Великий Инквизитор, как мы уже сказали,- это прототип со­временного (политического) циника. Его горькая антропология на­шептывает ему, что человек должен и хочет быть обманут. Человек нуждается в порядке, а порядок нуждается во власти, власть же нуж­дается во лжи. Тот, кто желает властвовать, должен в соответствии с этим сознательно использовать религию, идеал, обман и соблазн, а также (в случае необходимости) и насилие. Для него все - даже из области целей - становится средством; современный деятель, за­нимающийся большой политикой, является тотальным "инструмен­том" и манипулятором ценностями *.

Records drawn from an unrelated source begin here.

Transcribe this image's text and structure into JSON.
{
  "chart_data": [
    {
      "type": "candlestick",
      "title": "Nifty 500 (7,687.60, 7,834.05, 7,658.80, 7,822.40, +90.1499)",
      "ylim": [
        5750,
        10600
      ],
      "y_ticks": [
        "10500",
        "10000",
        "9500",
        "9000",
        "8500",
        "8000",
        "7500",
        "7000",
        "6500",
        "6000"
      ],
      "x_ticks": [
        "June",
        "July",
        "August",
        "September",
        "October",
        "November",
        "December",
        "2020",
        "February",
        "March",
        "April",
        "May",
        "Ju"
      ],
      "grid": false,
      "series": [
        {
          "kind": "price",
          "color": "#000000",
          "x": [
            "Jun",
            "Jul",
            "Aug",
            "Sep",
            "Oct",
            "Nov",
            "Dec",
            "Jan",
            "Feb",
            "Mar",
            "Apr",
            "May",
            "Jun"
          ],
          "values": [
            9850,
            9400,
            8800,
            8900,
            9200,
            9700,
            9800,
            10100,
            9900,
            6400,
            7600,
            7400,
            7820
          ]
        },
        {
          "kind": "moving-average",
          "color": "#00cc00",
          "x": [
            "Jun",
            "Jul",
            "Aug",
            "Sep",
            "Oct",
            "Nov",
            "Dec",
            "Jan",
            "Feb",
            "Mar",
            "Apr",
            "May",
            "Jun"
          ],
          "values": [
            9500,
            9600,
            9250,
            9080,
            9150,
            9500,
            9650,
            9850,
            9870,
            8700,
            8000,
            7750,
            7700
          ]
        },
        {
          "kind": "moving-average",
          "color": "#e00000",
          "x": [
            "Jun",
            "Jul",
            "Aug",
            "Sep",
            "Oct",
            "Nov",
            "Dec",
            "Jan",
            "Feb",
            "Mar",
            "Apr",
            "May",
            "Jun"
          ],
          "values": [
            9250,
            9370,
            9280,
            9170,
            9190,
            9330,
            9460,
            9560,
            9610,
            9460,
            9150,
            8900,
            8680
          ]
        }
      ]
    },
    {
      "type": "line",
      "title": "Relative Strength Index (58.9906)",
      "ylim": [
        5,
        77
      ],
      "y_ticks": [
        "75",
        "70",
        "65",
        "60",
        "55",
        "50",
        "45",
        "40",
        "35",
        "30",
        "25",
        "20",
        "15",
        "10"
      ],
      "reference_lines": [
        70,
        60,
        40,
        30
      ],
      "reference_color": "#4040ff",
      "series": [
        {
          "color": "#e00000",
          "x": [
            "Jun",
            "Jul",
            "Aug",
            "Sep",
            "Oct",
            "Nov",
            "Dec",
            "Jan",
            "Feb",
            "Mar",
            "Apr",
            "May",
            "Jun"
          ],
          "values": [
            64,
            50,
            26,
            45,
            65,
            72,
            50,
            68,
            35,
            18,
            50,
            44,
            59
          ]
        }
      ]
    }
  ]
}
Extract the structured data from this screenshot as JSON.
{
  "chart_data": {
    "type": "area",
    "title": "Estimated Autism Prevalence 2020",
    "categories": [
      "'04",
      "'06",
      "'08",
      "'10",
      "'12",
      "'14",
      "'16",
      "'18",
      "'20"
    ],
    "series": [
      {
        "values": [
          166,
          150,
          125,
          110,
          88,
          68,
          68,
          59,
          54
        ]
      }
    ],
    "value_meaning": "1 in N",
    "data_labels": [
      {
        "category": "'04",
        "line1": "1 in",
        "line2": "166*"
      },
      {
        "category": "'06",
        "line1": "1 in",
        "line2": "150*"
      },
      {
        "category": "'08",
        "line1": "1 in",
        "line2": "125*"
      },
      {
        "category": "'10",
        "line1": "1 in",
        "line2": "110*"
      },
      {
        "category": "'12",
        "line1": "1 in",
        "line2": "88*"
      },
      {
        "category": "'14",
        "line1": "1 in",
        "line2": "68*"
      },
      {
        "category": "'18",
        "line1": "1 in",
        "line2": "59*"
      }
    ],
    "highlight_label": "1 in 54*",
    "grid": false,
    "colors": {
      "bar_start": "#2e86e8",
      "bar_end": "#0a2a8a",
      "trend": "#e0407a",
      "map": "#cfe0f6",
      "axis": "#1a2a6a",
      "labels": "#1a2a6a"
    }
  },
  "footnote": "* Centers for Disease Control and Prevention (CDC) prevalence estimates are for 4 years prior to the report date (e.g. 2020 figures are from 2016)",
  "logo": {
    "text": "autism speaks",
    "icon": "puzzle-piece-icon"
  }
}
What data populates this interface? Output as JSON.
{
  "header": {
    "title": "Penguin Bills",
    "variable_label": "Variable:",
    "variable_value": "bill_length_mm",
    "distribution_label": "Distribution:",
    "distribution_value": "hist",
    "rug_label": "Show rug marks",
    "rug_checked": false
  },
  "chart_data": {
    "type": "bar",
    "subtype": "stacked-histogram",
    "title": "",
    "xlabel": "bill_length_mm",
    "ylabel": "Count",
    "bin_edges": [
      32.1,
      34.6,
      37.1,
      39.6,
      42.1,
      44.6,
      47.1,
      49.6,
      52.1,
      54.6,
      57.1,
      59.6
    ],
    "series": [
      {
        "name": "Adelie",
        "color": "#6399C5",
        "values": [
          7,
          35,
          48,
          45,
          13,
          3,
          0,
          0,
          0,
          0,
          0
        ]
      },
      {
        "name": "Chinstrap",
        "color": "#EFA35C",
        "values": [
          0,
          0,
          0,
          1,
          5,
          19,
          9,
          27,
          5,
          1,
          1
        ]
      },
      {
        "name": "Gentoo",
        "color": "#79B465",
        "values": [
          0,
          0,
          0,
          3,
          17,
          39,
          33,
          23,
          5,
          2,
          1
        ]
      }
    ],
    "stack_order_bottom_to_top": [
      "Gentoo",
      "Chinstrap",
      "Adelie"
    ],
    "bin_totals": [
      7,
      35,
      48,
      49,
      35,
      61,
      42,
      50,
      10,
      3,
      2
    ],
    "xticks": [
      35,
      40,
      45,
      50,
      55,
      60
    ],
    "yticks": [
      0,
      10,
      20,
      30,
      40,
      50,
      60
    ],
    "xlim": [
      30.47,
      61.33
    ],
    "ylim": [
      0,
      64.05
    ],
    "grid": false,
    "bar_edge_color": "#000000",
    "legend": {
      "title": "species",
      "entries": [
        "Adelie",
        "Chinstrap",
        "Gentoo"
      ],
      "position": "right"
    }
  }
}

И все же его нельзя обвинить в том, что он обскурант. Ведь в рамках истории, поведанной Достоевским, именно ему отводится роль реалиста, который вынужден поступиться своими собственными познаниями. Так его болтливый цинизм остается прямо-таки непре­менным фактором для процесса обретения истины. Если бы он дей­ствительно был только обманщиком, он бы сохранял молчание. Однако в конечном счете он полагает, что все делает правильно, даже если использует для этого извращенные средства. Его максима на­поминает девиз Клоделя: Бог как раз и пишет криво. "В самом по­следнем счете" он не отказывался от направленности к "добру". Бу­дучи вынужденным говорить, он дает полный отчет о двигавших им побуждениях, а его признание, хотя и является поистине головокру­жительным, становится неоценимым вкладом в поиск истины. Дви­гаясь кривыми путями, циник тоже направляет своих последовате­лей к Просвещению, даже более того, без его скандального, амораль­ного и отличающегося мудростью саморазоблачения вся эта область в целом осталась бы совершенно недоступной для понимания. Именно потому, что часто можно получить впечатление о "голой, неприкры­той" действительности только тогда, когда будет обретена связь с позицией по ту сторону добра и зла, мы для обретения истины дол­жны ориентироваться на "аморальные" саморазоблачения тех, кто занял эту позицию. От Руссо до Фрейда решающие в экзистенци­альном отношении познания высказывались в форме признания, исповеди *. Нужно проникнуть за фасад, чтобы познать, как обсто­ят дела на самом деле. Цинизм говорит о том, что находится за фа­садом; это становится возможным лишь тогда, когда уже преодоле­но чувство стыда. Только тогда, когда индивидуум сам сделал шаг,

выводящий за пределы добра и зла, он оказывается способным к продуктивной исповеди. Но, говоря "таков я", он на самом деле подразумевает: "Таково оно". Мои грехи падают в конечном счете не на меня, а на некое "оно" во мне, они лишь видимость грехов. На самом деле мое зло - это только часть общей действительности, где добро и зло исчезают, растворяясь в великой нейтральности. Посколь­ку истина значит больше, чем мораль, аморалисты с полным правом чувствуют себя вовсе не безусловно плохими; они служат более вы­сокой инстанции, чем мораль.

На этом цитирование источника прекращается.